Lester Bowie mira a los ojos, desafiante: «Art Ensemble of Chicago soy yo», viene a decirnos cual Rey Sol reencarnado en batín. Don Moye habla de A.E.O.C. como de un bien de propiedad compartida. Es el quinto A.E.O.C., como Zeppo era el quinto Hermano Marx, después de Gummo, Chico, Harpo y Groucho, que, no obstante, para la historia fueron tres y, como mucho, medio más por lo que corresponde al zeporro de Gummo (de Zeppo no se acordó ni la autora de sus días).

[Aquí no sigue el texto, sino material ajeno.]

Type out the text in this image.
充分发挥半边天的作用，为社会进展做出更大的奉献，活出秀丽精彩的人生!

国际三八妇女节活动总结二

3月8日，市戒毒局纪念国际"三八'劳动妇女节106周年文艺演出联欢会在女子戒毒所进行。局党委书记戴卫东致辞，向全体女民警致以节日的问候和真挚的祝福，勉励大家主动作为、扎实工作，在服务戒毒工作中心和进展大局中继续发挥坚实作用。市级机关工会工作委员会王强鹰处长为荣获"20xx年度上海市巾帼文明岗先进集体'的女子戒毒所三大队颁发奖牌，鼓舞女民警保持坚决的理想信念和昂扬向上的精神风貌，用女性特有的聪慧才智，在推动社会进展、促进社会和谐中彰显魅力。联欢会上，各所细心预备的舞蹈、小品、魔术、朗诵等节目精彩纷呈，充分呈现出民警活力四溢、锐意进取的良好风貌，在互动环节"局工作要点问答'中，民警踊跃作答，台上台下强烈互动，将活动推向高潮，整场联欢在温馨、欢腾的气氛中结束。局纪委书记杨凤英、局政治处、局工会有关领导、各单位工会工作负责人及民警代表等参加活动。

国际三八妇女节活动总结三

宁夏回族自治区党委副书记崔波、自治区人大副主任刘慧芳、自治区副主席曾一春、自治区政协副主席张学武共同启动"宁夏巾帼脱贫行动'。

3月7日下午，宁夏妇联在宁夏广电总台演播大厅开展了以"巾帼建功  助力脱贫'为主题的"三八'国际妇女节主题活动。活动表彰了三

Como no podía ser de otro modo, este hijo de Detroit, una «fuerza de la Naturaleza» según le ha llamado con propiedad el cronista, se hizo con el puesto al que otros habían opositado y al punto impuso su autoridad. Le vimos en el Teatro Alcalá-Palace -pongamos que hablo de Madrid- en noche que no olvidaremos mientras vivamos, y otra vez, con las rayas de la metáfisis surcando su rostro o a barba vista, con A.E.O.C. y derivados, y con Los Leaders en sus distintas metamorfosis y con el trío de Kirk Light- sey, que es una especie de Leaders en pequeñito.
Vino esta última vez con el larguirucho pianista - quien para siempre será «el pianista de Dexter Gordon» en la noche en que «Desiderio-Desiderio (siempre triste, nunca serio)» nos enseñó en qué consiste el jazz, en un campo de fútbol perdido en la inmensidad del extrarradio matritense- para tocar una semana en el Café Central de la Villa y Corte, dos días en el Café España de Valladolid y uno más en Bilbao, abriéndose un hueco entre el ejército de loritos de la tradición (Iglub!) de sólo 21 años de edad -coro de perplejidad- convenientemente arrullados por las multinacionales del disco misil tierra-aire, que están que beben los vientos por estos chicos.
Don Moye pertenece a una especie en vías de extinción: la de los músicos que, además de hacer música, piensan -puede comprobarlo el lector en la entrevista adjunta-. Como miembro de A.E.O.C. participó en la última gran aventura del jazz moderno que fue la perpetración de la Great Black Music, especie esencialmente omnívora en cuya virtud cifraron sus promotores las esperanzas de regeneración del jazz. Los años les/nos han jugado una mala pasada.
En tiempos en que los destinos de la música de nuestros amores se rigen desde las mesas de los despachos, con los instrumentos musicales en manos de los no-pensantes (ergo cabezas-cuadradas), pagó su rebeldía con el exilio y la marginación.
Uno, en su inocencia, se veía a sí mismo llegado a la edad provecta, compartiendo unos spaghettis al pesto con Don Moye, contemplando ambos el mundo y a sus gentes desde la perspectiva del chico malo finalmente reconocido y el crítico de jazz corrupto pero no demasiado y a lo mejor es que contra Wynton/Alvarez del Manzano vivimos mejor.
Curiosamente, en este Madrid de tono gris-tonto, Moye se aproximó como nunca a la idea que se tiene del batería de jazz como inscrito en una tradición que se remonta a los tiempos de Nueva Orleans y se redefine a partir de la aportación de Kenny Clarke (de todos modos, el gremio de los baterías viene siendo el estamento más dinámico, dentro de lo que cabe, entre los nuevos jazzistas).
Uno piensa que hora es de poner las cosas en su sitio y restituir su orden natural a los acontecimientos. Que el mundo facundo del jazz haya apartado de su lado a Don Moye -a él y a todos los que son como él-, es una infamia. Que, a lo más, se le aparque en el apartado dichoso de la vanguardia, sub-especie de folclóricos, como forma sutil de tenerlo sujetito.
Una música que avanza hacia atrás y secciona la parte de su pasado que no se aviene con los intereses de quienes se dedican a venderla, define a quienes la practican, pues no sólo es una injusticia: es del género idiota (Lou Reed lo vió antes que nadie, los llama «músicos idiotas») porque es suicida (de haber tocado jazz, a Bela Bartok se le seguiría considerando hoy vanguardia). En tanto en cuanto Don Moye siga en la brecha, seguirá siendo uno de nuestros héroes.